2. The high-throughput tumor organoid culture system based on a pressure valve microfluidic chip according to claim 1, characterized in that, The culture chambers are cylindrical or inverted conical, with a microcolumn array at the bottom to enhance Matrigel adhesion.

3. The high-throughput tumor organoid culture system based on a pressure valve microfluidic chip according to claim 1, characterized in that, The pressure valves adopt a three-layer structure: the upper layer is an air pressure channel layer, the middle layer is a PDMS elastic film, and the lower layer is a fluid channel layer. Air pressure drives the film to deform, achieving the opening and closing of the fluid channel.

4. The high-throughput tumor organoid culture system based on a pressure valve microfluidic chip according to claim 1, characterized in that, The 96-well module adopts a standardized interface, including: a fluid interface: cell inlet, medium inlet, drug inlet, and waste outlet; a pneumatic interface: a quick plug-in interface connected to the valve drive board; a positioning interface: mechanical positioning pins ensure installation accuracy.

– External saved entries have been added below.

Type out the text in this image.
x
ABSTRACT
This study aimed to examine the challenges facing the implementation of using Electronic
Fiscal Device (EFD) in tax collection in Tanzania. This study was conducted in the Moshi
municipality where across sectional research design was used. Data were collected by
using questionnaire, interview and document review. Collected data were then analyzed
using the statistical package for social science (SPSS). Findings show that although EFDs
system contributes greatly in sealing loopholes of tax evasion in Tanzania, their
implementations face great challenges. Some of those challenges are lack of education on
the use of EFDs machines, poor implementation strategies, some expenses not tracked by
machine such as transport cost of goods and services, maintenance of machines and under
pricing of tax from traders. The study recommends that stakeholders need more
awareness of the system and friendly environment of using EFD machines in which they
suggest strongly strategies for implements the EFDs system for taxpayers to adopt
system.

5. The high-throughput tumor organoid culture system based on a pressure- valve microfluidic chip according to claim 1, characterized in that, The system supports the parallel operation of 3,000 to 5,000 culture chambers, with each chamber being independently controllable for fluid in-out.

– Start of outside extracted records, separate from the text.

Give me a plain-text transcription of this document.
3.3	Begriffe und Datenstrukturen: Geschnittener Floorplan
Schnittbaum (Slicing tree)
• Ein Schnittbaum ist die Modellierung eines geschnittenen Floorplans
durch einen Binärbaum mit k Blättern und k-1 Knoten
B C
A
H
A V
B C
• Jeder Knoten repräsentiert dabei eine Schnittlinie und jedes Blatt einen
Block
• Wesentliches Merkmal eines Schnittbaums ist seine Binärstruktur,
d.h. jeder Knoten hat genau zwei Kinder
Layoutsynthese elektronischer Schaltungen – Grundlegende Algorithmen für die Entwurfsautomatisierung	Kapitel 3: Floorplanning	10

6. The high-throughput tumor organoid culture system based on a pressure valve microfluidic chip according to claim 1, characterized in that, The AI control system adopts a layered architecture, including: an edge layer: each module is equipped with an NVIDIA Jetson edge computing unit, running lightweight AI models to process image data collected by the imaging system in real time and make millisecond-level valve control decisions; a cloud layer: running deep learning models for growth prediction and drug response analysis.

7. The high-throughput tumor organoid culture system based on a pressure- valve microfluidic chip according to claim 1, characterized in that, The imaging system includes a bright-field CMOS camera and a movable confocal microscope for each 96-well module.

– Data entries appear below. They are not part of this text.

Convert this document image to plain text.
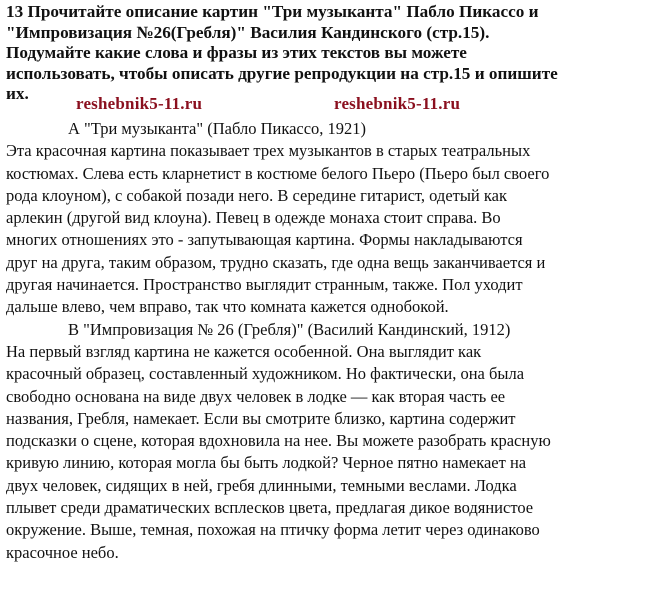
13 Прочитайте описание картин "Три музыканта" Пабло Пикассо и
"Импровизация №26(Гребля)" Василия Кандинского (стр.15).
Подумайте какие слова и фразы из этих текстов вы можете
использовать, чтобы описать другие репродукции на стр.15 и опишите
их.
reshebnik5-11.ru	reshebnik5-11.ru

А "Три музыканта" (Пабло Пикассо, 1921)

Эта красочная картина показывает трех музыкантов в старых театральных

костюмах. Слева есть кларнетист в костюме белого Пьеро (Пьеро был своего

рода клоуном), с собакой позади него. В середине гитарист, одетый как

арлекин (другой вид клоуна). Певец в одежде монаха стоит справа. Во

многих отношениях это - запутывающая картина. Формы накладываются

друг на друга, таким образом, трудно сказать, где одна вещь заканчивается и

другая начинается. Пространство выглядит странным, также. Пол уходит

дальше влево, чем вправо, так что комната кажется однобокой.

В "Импровизация № 26 (Гребля)" (Василий Кандинский, 1912)

На первый взгляд картина не кажется особенной. Она выглядит как

красочный образец, составленный художником. Но фактически, она была

свободно основана на виде двух человек в лодке — как вторая часть ее

названия, Гребля, намекает. Если вы смотрите близко, картина содержит

подсказки о сцене, которая вдохновила на нее. Вы можете разобрать красную

кривую линию, которая могла бы быть лодкой? Черное пятно намекает на

двух человек, сидящих в ней, гребя длинными, темными веслами. Лодка

плывет среди драматических всплесков цвета, предлагая дикое водянистое

окружение. Выше, темная, похожая на птичку форма летит через одинаково

красочное небо.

8. The high-throughput tumor organoid culture system based on a pressure- valve microfluidic chip according to claim 1, characterized in that, The response time of the pressure valve is less than 10 ms, and the driving air pressure is 30 kPa.

9. The high-throughput tumor organoid culture system based on a pressure- valve microfluidic chip according to claim 1, characterized in that, The culture chamber has a volume of 50-60 nL, with a microcolumn diameter of 20 μm, a height of 20 μm, and a spacing of 50 μm.

10. A method of culturing tumor organoids based on the system of any one of claims 1-9, characterized in that, The system includes the following steps: loading tumor single-cell suspension into the system, and the AI vision system identifies and controls the pressure valve to sort cells into the chamber; the system automatically performs medium replacement, drug treatment, and imaging monitoring; AI algorithms analyze the growth state of the organoids and automatically adjust the culture parameters; The system automatically performs endpoint detection and generates a drug response curve.